Mas a empatia que volta e meia ouço em podcasts toca num ponto distinto. Talvez pela temporalidade também distinta - ouço alguns podcasts, com seus participantes, toda semana, há cinco anos ou mais - ou talvez pela diferença de mídia - podcasts, afinal, são conversas que ouço, pessoas que aprendo a conhecer e com quem rio, muitas vezes de quem rio. A constância e o convívio transformam os podcasters em amigos, como já sugeri, e essa amizade oferece um tipo de empatia e uma alcande de sensibilidade que as redes sociais não têm conseguido atingir.
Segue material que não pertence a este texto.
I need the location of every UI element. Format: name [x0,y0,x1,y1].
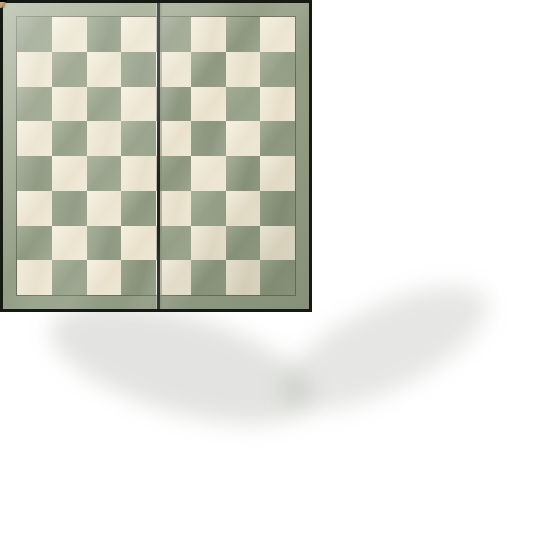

Recentemente, o podcast do portal Cinema com Rapadura - o Rapaduracast - completou 500 edições. São 11 anos de programas constantes, com participantes que já mudaram bastante ao longo da década, mas que continuam de algum modo os mesmos. Ao longo de anos, os ouvintes acompanham as discussões do programa sobre cinema, arte, estética, técnica cinematográfica, bilheteria e franquias milionárias. E também sobre a vida, e as vidas de todos que passam pelo programa como produtores daquele conteúdo. Nesta edição 500, muitos testemunhos de ouvintes foram enviados em áudio, e intercalados ao longo das duas horas de conversa sobre a história do programa. Dentre os áudios, muitos diziam algo que eu disse no primeiro parágrafo desse texto: como é estranho dizer "amigos" a quem sequer nos conhece, mas como é verdadeiro; ao longo de dez, onze anos, ouvintes compartilharam muitas fases e mudanças dos produtores daquele conteúdo, e tais produtores compartilharam muitos de seus problemas e sentimentos. Em se tratando de um podcast de arte, mesmo que entretenimento, não admira que isso aconteça.

Muitos depoimentos de ouvintes diziam de passagens tristes e graves, em que escutavam determinado podcast enquanto escreviam uma carta de suicídio, ou choravam copiosamente por conta de depressão. Muitos depoimentos. E isso me deixou pensando nessa convivência que se estabelece, de certa forma unilateral, mas nem tanto, em que as pessoas se dão tempo para conhecerem umas às outras - os ouvintes porque vão pouco a pouco conhecendo os produtores, e estes porque respondem dinamicamente aos comentários e sugestões de seu público. É uma relação real, de anos, reforçada semanalmente, sem as ânsias de compartilhamento, curtida e atenção das redes sociais que vão estabelecendo bolhas de trocas restritas, em que nada do mundo externo nos chega - e das quais também não nos livramos.

A experiência e a paciência do tempo, no caso dos podcasts, faz esse tipo de estranho vínculo virtual se tornar real. E para quem conhece o meio, essa edição 500 do Rapaduracast não é extraordinária: muitos outros podcasts causam esse efeito de "amizade virtual real" e permitem, em tempos de "13 razões", que pessoas solitárias, deprimidas, com dificuldades de relacionamentos sociais, se relacionem com algo verdadeiro. A aceleração que delimita as relações possíveis numa rede social, em que opera certa lógica de oposição excludente, não parece acontecer em podcasts com a mesma frequência. Não, pelo menos, com a mesma característica.

Talvez, para além do tempo mais extenso dos podcasts, da convivência mais parcelada e atenta, haja outro fator importante na composição dessas comunidades de amigos virtuais: ouve-se o outro, e ainda que o Twitter esteja aí para veicular xingamentos-muitos, e ainda que a caixa de comentários esteja aí para não-ser-lida, o exercício do ouvir, da atenção à fala do outro, se faz presente. Mais que presente, inclusive. Se faz indispensável.